For those patients with massive and persistent hematuria despite conservative therapy, ε-aminocaproic acid (EACA) can be beneficial. This agent inhibits fibrinolysis and can induce clotting to halt hematuria. Reports have demonstrated improvement with EACA, although no standard dose regimen or length of therapy has been defined. However, EACA can be prothrombotic; accordingly, it must be used with caution in SCD patients who are already at risk for thrombotic events. Currently, EACA use is recommended only for a limited period and at the lowest dose necessary to achieve inhibition of urinary fibrinolytic activity. In addition to EACA, intravenous vasopressin to limit hematuria has been successful in case reports.
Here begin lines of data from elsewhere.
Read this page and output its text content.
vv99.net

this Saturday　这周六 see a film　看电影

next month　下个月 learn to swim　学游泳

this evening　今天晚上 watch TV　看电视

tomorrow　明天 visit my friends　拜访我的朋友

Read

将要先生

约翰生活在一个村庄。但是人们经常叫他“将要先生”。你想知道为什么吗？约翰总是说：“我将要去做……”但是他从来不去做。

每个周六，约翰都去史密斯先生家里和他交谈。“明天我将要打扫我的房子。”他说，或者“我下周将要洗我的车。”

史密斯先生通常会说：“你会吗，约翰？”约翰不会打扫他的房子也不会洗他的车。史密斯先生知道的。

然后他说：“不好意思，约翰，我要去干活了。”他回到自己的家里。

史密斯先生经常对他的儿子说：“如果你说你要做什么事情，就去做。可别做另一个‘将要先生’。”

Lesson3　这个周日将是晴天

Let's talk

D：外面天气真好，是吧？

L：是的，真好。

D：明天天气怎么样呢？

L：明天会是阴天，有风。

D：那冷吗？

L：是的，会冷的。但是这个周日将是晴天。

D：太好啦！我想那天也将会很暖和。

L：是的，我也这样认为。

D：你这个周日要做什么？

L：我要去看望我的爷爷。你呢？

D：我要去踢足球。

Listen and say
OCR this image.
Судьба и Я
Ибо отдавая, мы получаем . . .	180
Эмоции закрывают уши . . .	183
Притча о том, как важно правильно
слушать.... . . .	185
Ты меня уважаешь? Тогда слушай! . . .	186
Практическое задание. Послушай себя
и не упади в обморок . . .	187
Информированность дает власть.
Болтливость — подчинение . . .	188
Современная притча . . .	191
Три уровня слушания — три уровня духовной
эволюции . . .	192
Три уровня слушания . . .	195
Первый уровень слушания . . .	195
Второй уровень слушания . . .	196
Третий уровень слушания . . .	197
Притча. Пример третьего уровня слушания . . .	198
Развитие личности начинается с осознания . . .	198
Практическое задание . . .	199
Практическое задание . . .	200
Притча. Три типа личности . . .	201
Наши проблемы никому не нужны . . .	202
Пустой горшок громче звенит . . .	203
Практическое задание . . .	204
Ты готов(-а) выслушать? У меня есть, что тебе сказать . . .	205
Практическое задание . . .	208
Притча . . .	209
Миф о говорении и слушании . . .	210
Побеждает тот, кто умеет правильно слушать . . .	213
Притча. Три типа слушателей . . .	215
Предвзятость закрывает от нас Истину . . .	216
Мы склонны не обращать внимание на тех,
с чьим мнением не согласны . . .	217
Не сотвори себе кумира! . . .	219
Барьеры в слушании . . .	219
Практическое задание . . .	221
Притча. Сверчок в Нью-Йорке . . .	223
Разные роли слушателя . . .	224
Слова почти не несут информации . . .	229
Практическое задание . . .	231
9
In patients who are refractory to medical therapy, invasive intervention may be necessary. If a source of bleeding can be localized via imaging, percutaneous embolization can be attempted. In rare cases, unilateral nephrectomy of the affected kidney may be required. In all patients presenting with hematuria, and particularly in those with persistent or massive hematuria, alternative causes should be considered, including acquired or hereditary bleeding disorders or abnormalities, such as nephrolithiasis, polycystic kidney disease, or renal medullary carcinoma (RMC; see next sections).
Renal Papillary Necrosis
Renal papillary necrosis (RPN) is fairly common in SCD, occurring in more than 60% of patients in some series. Although often accompanied by hematuria, a similar proportion of patients may be asymptomatic. With severe sickling in the vasa recta, the renal papillae that depend on these vessels can undergo focal, repetitive infarcts leading to necrosis ( Fig. 39.2 ). If hematuria is present, as described earlier, patients should undergo an evaluation for other potential causes, including kidney masses or nephrolithiasis. This imaging can be performed with ultrasonography, although a helical computed tomography (CT) scan may detect RPN earlier. In many patients, RPN ultimately results in calcification around the renal pelvis. Treatment, as with hematuria, is generally supportive, using similar measures. If significant sloughing occurs, necrotic and thrombotic material may lead to ureteral obstruction, which can be diagnosed by urography and relieved by stenting.